Temperature-dependent toughening of carbon/epoxy composites using rubbery NBR/PCL nanofibers: Mode I fracture and damage mechanisms

This study evaluates the temperature-dependent toughening effect of rubbery NBR/PCL nanofibers in carbon/epoxy composites under mode I loading. Double Cantilever Beam (DCB) tests at six temperatures (−30 °C to 120 °C) measured interlaminar fracture toughness in non-modified and nano-modified laminates. At 30 °C, modified specimens achieved 164 % higher initiation toughness and 394 % higher propagation toughness than non-modified ones, driven by nano-modified interactions that enhanced energy dissipation through plastic deformation and fiber bridging. However, at elevated temperatures (90 °C and 120 °C), toughness declined sharply due to modified matrix softening above the rubber’s glass transition temperature (Tg) and PCL melting point, impairing crack-bridging efficacy. Fractographic analysis revealed contrasting failure modes: non-modified specimens exhibited matrix cracking (cusps) and fiber–matrix debonding, with cusp height reduction at higher temperatures. Nano-modified specimens showed hole-rich fracture surfaces and robust fiber–matrix adhesion at lower temperatures, confirming nanofiber-mediated toughening.

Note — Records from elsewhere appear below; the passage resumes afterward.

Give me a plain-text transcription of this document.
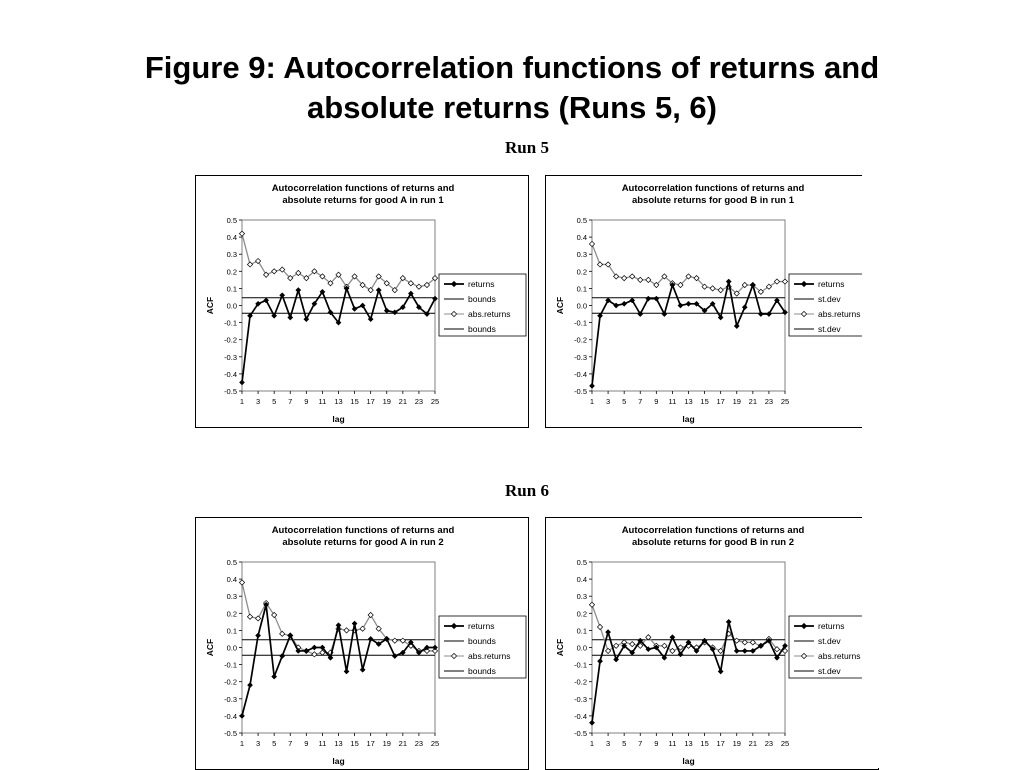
Figure 9: Autocorrelation functions of returns and
absolute returns (Runs 5, 6)
Run 5
Run 6
Autocorrelation functions of returns and
absolute returns for good A in run 1
0.5
0.4
0.3
0.2
0.1
0.0
-0.1
-0.2
-0.3
-0.4
-0.5
1 3 5 7 9 11 13 15 17 19 21 23 25
lag
ACF
returns
bounds
abs.returns
bounds
Autocorrelation functions of returns and
absolute returns for good B in run 1
0.5
0.4
0.3
0.2
0.1
0.0
-0.1
-0.2
-0.3
-0.4
-0.5
1 3 5 7 9 11 13 15 17 19 21 23 25
lag
ACF
returns
st.dev
abs.returns
st.dev
Autocorrelation functions of returns and
absolute returns for good A in run 2
0.5
0.4
0.3
0.2
0.1
0.0
-0.1
-0.2
-0.3
-0.4
-0.5
1 3 5 7 9 11 13 15 17 19 21 23 25
lag
ACF
returns
bounds
abs.returns
bounds
Autocorrelation functions of returns and
absolute returns for good B in run 2
0.5
0.4
0.3
0.2
0.1
0.0
-0.1
-0.2
-0.3
-0.4
-0.5
1 3 5 7 9 11 13 15 17 19 21 23 25
lag
ACF
returns
st.dev
abs.returns
st.dev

This effect diminished at higher temperatures as nanofibers softened, reducing energy absorption. The results underscore the temperature sensitivity of NBR/PCL nanofibers in enhancing fracture resistance, with peak performance at lower temperatures. These findings provide critical insights for optimizing composite designs for applications exposed to varying thermal conditions, balancing toughening benefits against temperature-induced limitations.